Joe Biden, sul lavorare di concerto con i repubblicani, è parso piuttosto fiducioso. D’altronde, nei suoi anni in Senato si era distinto per la sua capacità di raggiungere sempre e comunque il compromesso. Detto ciò, negli ultimi mesi Biden ha criticato aspramente la controparte repubblicana e, in particolare, Donald Trump e suoi seguaci. «Donald Trump e i repubblicani MAGA (Make America Great Again, ndr) rappresentano un estremismo che minaccia le fondamenta stesse della nostra repubblica» aveva detto il presidente a settembre. Apriti cielo.

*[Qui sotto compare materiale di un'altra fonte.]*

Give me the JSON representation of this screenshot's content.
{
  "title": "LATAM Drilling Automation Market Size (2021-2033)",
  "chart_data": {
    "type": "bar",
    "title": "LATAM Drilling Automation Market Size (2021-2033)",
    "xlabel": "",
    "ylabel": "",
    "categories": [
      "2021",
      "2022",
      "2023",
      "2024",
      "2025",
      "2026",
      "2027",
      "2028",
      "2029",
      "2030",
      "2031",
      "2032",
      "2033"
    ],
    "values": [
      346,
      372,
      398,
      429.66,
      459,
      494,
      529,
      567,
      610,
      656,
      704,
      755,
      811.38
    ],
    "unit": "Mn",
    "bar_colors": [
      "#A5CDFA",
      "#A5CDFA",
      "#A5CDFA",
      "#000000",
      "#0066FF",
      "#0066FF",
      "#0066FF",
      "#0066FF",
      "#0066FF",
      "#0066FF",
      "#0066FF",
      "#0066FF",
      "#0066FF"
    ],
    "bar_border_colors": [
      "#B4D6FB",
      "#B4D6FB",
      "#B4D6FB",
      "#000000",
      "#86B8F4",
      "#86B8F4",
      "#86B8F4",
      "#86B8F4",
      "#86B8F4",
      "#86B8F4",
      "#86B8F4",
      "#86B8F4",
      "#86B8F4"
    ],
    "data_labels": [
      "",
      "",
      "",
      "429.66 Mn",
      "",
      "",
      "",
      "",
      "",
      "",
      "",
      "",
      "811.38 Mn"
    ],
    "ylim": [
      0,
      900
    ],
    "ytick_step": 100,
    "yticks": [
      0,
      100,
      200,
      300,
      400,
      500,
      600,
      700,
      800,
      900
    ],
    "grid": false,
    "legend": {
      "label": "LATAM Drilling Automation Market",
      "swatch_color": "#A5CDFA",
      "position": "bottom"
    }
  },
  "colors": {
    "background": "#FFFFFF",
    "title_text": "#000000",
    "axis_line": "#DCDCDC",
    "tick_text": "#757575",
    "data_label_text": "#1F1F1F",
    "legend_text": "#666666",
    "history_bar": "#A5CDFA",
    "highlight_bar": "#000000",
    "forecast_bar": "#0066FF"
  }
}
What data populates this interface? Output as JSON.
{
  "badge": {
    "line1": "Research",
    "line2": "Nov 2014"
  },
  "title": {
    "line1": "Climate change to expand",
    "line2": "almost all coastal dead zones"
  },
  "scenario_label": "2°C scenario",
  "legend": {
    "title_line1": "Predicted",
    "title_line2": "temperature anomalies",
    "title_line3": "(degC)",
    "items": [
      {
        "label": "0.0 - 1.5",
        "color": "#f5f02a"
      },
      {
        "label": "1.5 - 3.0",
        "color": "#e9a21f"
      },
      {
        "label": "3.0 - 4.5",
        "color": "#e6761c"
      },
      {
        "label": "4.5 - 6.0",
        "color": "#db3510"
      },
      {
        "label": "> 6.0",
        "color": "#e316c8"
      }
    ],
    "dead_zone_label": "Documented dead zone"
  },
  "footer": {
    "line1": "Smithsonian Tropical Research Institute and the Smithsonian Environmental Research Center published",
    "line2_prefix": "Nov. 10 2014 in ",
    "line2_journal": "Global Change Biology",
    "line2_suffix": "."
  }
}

D’altro canto, il controllo del Senato darà ai democratici la possibilità di gestire le nomine giudiziarie e, quindi, di insediare più giudici liberali in posti chiave. Qualora si aprisse un altro seggio alla Corte Suprema nei prossimi due anni, vi sarebbe la possibilità per il Partito di piazzare un giudice democratico.

Non bisogna dimenticare neppure la possibilità, per Biden, di firmare ordini esecutivi. Secondo il Presidency Project dell’Università della California, citato dal Guardian, il presidente ne ha firmati oltre 100 da quando è in carica. Che cosa sia un ordine esecutivo è presto detto: in alcuni casi, il presidente stesso può agire come un legislatore ed emanare appunto un ordine esecutivo. Gli ordini esecutivi vengono emessi per aiutare il ramo esecutivo a svolgere i propri compiti e hanno valore di legge e possono rivelarsi utili quando è necessaria un'azione urgente.  Uno degli ordini esecutivi più famosi nella storia degli Stati Uniti fu l’Emancipation Proclamation emanato dal presidente Abraham Lincoln nel 1863, che dichiarava liberi gli schiavi che partecipavano alle rivolte contro gli stati dell’Unione.

Biden ha utilizzato gli ordini esecutivi per ribaltare alcune delle politiche più controverse di Trump e per avanzare proposte progressiste che altrimenti si sarebbero bloccate al Congresso. Con i repubblicani ora al controllo della Camera, il presidente potrebbe usufruire più frequentemente della sua penna esecutiva.